Low-Cost Diagnostic Tools: Urine Dipstick Screening
Urine dipstick testing is a simple, inexpensive, and underutilized tool for early CKD detection. Screening for proteinuria can identify kidney damage long before serum creatinine levels rise.
Advantages
- Low cost and minimal training required
- Immediate results
- Suitable for mass screening
Implementation Strategies
Urine dipstick testing can be integrated into:
- Primary care visits
- Antenatal clinics
- Diabetes and hypertension programs
Positive findings should trigger repeat testing, risk stratification, and referral when necessary.

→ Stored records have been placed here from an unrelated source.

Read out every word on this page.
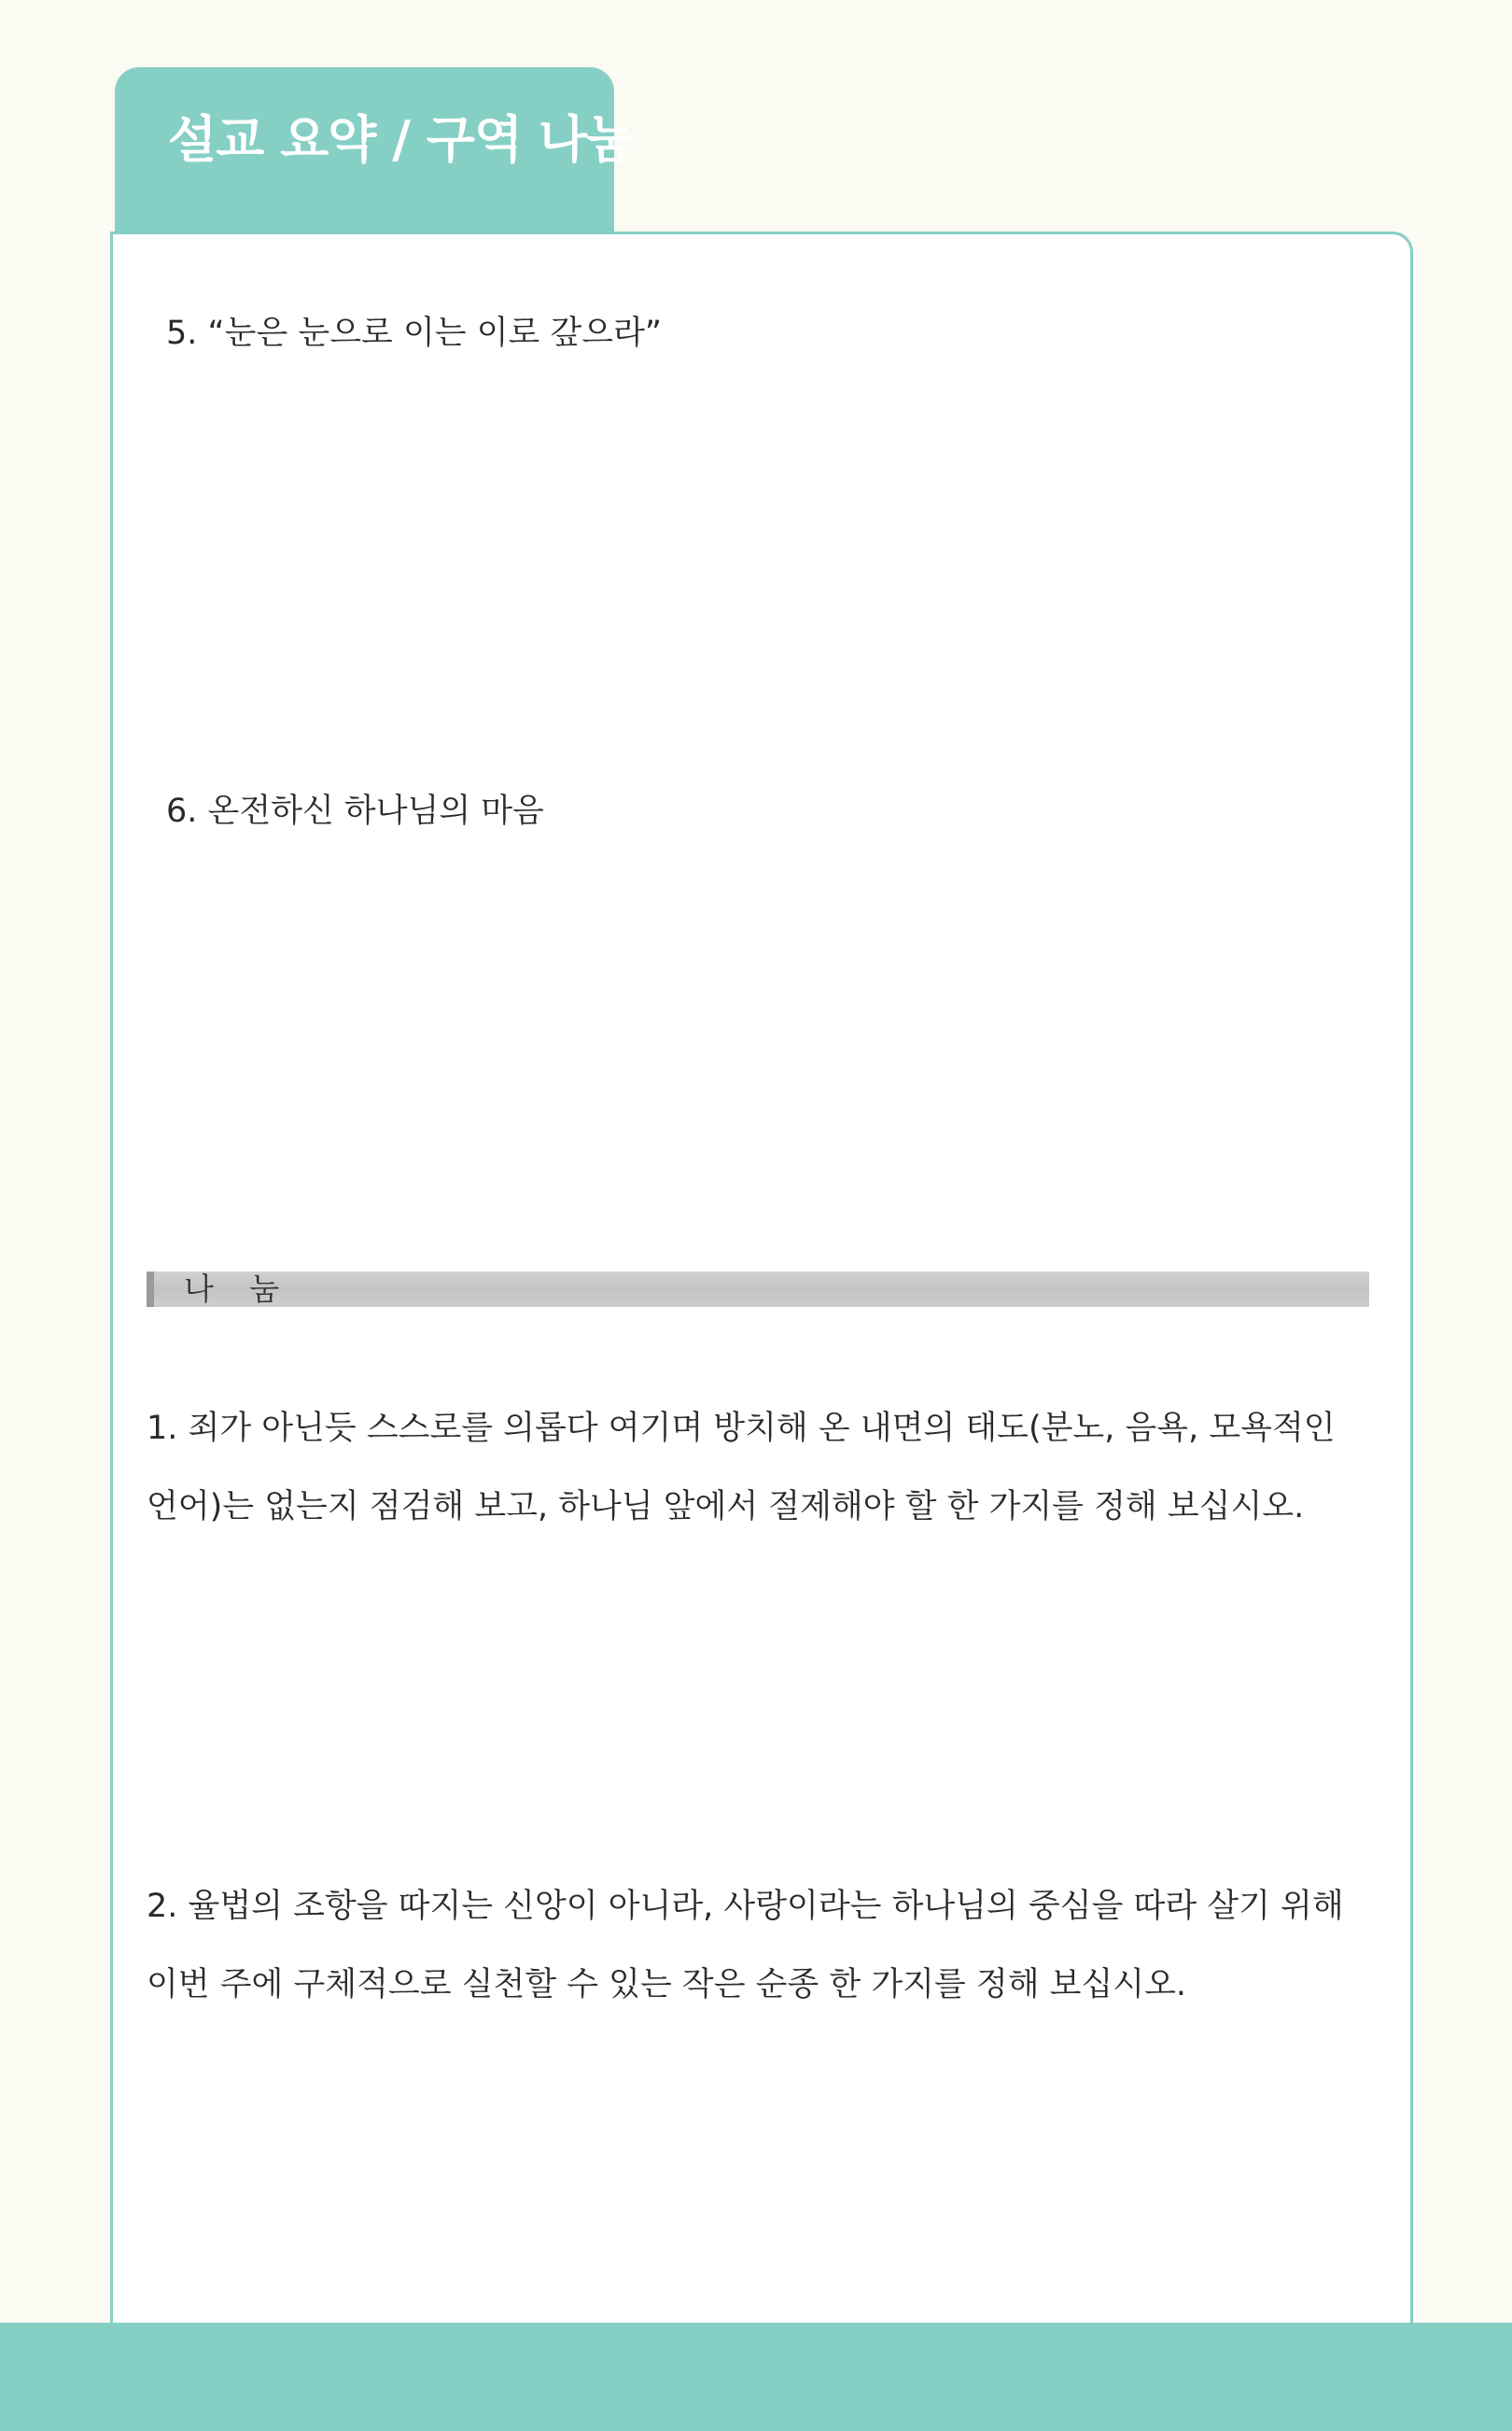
설교 요약 / 구역 나눔
5. “눈은 눈으로 이는 이로 갚으라”
6. 온전하신 하나님의 마음
나 눔
1. 죄가 아닌듯 스스로를 의롭다 여기며 방치해 온 내면의 태도(분노, 음욕, 모욕적인 언어)는 없는지 점검해 보고, 하나님 앞에서 절제해야 할 한 가지를 정해 보십시오.
2. 율법의 조항을 따지는 신앙이 아니라, 사랑이라는 하나님의 중심을 따라 살기 위해 이번 주에 구체적으로 실천할 수 있는 작은 순종 한 가지를 정해 보십시오.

Addressing Herbal Nephrotoxins and NSAID Misuse
Traditional herbal remedies play a significant role in healthcare across West Africa. While culturally important, many herbal preparations are unregulated and potentially nephrotoxic. Additionally, widespread over-the-counter availability of non-steroidal anti-inflammatory drugs (NSAIDs) contributes to kidney injury.
Public Education Campaigns
Community education must address:
- Risks of unregulated herbal medicines
- Safe use of painkillers
- Early symptoms of kidney disease
Engaging traditional healers as partners rather than adversaries can improve messaging effectiveness and community acceptance.
Integrating CKD Prevention into Public Health Policy
For prevention strategies to be sustainable, CKD must be embedded within national non-communicable disease (NCD) frameworks. This includes:
- Inclusion of CKD screening in primary healthcare packages
- Subsidisation of essential diagnostics and medications
- Development of referral networks
International partnerships, non-governmental organisations, and academic collaborations can provide technical and financial support during early implementation phases.
The Role of Data and Surveillance
Reliable data are essential for policy planning and resource allocation. Establishing CKD registries, even at a regional or hospital level, can improve understanding of disease patterns and outcomes. Simple data collection tools can be integrated into routine care without overburdening clinicians.
Conclusion
In West Africa, where access to dialysis remains severely limited, preventing CKD is the most realistic and humane strategy to reduce kidney-related mortality. Community-based interventions—centered on early screening, task-shifting, low-cost diagnostics, and public education—offer scalable and sustainable solutions.
By prioritising prevention, healthcare systems can move from crisis-driven care to proactive disease management, improving outcomes not only for kidney disease but for overall population health. The time to act is now, before the growing CKD burden overwhelms already fragile healthcare systems.